As we walked home, I got thinking about babies and feathers. This was his first encounter with a feather. He'd never touched one before, never held one in his hand. He doesn't know the bird-feather connection, even though we see and hear birds everywhere we look (the Ibises are particularly shrill; their wings seem to be attached to their vocal cords).

So, feather by feather, leaf by leaf, stone by stone and so on -- That's how a human assembles the universe that surrounds them. Making connections over time as they progress from 9 months to 9 years to 49 to 89 and beyond, maybe. I'm not a religious person (though my wife is; she went into the temple and prayed while we were there), but Baha'i makes plenty of sense as religions go.

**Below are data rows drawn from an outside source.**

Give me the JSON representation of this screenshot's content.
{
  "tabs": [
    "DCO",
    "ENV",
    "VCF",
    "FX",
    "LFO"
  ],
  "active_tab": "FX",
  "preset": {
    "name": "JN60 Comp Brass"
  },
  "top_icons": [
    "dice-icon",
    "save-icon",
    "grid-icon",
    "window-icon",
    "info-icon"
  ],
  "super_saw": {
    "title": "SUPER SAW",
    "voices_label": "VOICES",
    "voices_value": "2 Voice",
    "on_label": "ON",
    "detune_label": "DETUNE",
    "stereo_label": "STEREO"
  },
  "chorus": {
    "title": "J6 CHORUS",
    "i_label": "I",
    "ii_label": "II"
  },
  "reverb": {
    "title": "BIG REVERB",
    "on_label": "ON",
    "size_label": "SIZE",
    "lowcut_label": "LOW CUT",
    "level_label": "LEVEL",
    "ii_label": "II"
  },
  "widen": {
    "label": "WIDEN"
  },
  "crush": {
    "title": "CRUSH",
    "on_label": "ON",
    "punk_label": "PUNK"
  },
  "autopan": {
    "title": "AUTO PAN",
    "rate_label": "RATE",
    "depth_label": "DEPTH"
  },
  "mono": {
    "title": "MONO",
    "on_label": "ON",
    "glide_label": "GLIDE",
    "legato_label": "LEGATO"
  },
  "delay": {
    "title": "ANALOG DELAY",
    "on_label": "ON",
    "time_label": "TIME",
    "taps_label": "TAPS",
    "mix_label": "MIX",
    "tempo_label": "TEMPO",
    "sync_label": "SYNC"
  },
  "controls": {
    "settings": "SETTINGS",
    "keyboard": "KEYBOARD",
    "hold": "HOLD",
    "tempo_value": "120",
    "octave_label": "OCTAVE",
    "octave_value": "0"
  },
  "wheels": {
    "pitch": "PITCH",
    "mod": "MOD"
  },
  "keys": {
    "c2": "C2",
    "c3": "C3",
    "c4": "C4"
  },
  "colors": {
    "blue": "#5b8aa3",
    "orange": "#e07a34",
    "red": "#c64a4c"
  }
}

It's only been around since the mid-1800s, founded by Baha'u'llah. He was later martyred, of course, as were 20,000 of his followers. Among the basic tenants of the religion, according to a brochure I picked up at the temple, are "Oneness of God, oneness of humanity, and of religion"; "Abolition of all forms of prejudice"; "Elimination of extremes of poverty and wealth"; "Independent investigation of truth." Sounds good.

Mukisa slept as I wrote much of this, and the rain came crashing through, stopped all work, stopped all birds and monkeys. Then it was gone as quickly as it arrived. The shimmering green Ibises and the Great Blue Turacos and the vervet monkeys got back to their noisy work. And so did Mukisa.